What are origins of Ash Wednesday and the use of ashes?
The liturgical use of ashes originated in Old Testament times. Ashes symbolized mourning, mortality and penance. For instance, in the Book of Esther, Mordecai put on sackcloth and ashes when he heard of the decree of King Ahasuerus (or Xerxes, 485-464 BC) of Persia to kill all of the Jewish people in the Persian Empire (Est 4:1). Job (whose story was written between 7th and 5th centuries BC) repented in sackcloth and ashes (lob 42:6). Prophesying the Babylonian captivity of Jerusalem, Daniel (c. 550 BC) wrote, “I turned to the Lord God, pleading in earnest prayer, with fasting, sackcloth and ashes” (Daniel 9:3). In the 5th century BC, after Jonha’s preaching of conversion and repentance, the town of Ninevah proclaimed a fast and put on sackcloth, and the king covered himself with sackcloth and ashes (Jonah 3:5-6). These Old Testament examples evidence both a recognized practice of using ashes and a common understanding of their symbolism.
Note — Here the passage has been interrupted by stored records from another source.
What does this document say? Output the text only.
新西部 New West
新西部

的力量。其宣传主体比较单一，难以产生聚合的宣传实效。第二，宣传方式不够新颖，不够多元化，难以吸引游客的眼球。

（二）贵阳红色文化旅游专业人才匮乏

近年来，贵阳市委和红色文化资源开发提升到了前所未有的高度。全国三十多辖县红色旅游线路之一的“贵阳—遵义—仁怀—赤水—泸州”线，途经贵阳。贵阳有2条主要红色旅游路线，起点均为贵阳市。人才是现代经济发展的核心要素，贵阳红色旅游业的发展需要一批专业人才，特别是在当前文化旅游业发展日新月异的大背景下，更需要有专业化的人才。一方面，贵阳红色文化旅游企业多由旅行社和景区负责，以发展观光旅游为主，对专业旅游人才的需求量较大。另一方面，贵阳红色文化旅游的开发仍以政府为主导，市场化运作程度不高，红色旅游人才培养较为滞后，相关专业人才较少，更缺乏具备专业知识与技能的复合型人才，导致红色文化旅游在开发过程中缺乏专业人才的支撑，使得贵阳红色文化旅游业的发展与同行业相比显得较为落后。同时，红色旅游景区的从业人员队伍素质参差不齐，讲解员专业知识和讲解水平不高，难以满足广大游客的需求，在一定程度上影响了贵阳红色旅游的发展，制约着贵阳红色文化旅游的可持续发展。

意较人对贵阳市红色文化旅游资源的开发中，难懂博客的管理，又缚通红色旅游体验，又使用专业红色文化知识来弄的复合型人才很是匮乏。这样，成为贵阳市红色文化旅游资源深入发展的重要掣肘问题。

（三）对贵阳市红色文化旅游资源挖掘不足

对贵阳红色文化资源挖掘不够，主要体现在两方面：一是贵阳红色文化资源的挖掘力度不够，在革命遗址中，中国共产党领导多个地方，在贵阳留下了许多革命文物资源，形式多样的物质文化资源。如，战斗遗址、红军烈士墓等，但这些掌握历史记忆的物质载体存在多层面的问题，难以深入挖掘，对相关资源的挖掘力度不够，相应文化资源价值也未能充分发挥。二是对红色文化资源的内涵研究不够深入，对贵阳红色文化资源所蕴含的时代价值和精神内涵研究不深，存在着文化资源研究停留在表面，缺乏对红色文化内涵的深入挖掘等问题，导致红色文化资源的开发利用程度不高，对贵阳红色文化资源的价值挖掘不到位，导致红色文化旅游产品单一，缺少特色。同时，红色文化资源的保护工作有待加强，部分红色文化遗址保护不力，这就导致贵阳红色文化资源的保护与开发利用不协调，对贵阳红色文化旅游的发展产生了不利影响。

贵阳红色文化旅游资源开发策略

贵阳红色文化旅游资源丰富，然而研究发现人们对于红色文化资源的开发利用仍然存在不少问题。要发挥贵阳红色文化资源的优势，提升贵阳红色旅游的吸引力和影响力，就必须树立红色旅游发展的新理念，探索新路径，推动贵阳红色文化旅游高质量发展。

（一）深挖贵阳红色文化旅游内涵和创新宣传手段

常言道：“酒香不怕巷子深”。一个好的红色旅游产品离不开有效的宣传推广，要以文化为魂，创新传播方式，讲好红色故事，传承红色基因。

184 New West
Jesus Himself also made reference to ashes; Referring to towns that refused to repent of sin although they had witnessed the miracles and heard the good news, our Lord said, “If the miracles worked in you had taken place in Tyre and Sidon, they would have reformed sackcloth and ashes long ago” (Mt 11:21).
The early Church continued the usage of ashes for the same symbolic reasons. In his book, Tertullian (c. 160-220) prescribed that the penitent must ”live without joy in the roughness of sackcloth and the squalor of ashes. ” Eusebius (260-340), the famous early Church historian, recounted in his “History of the Church” how an apostate named Natalis came to Pope Zephyrinus clothed in sackcloth and ashes begging forgiveness. Also during this tune, for those who were required to do public penance, the priest sprinkled ashes on the head of the person leaving confession.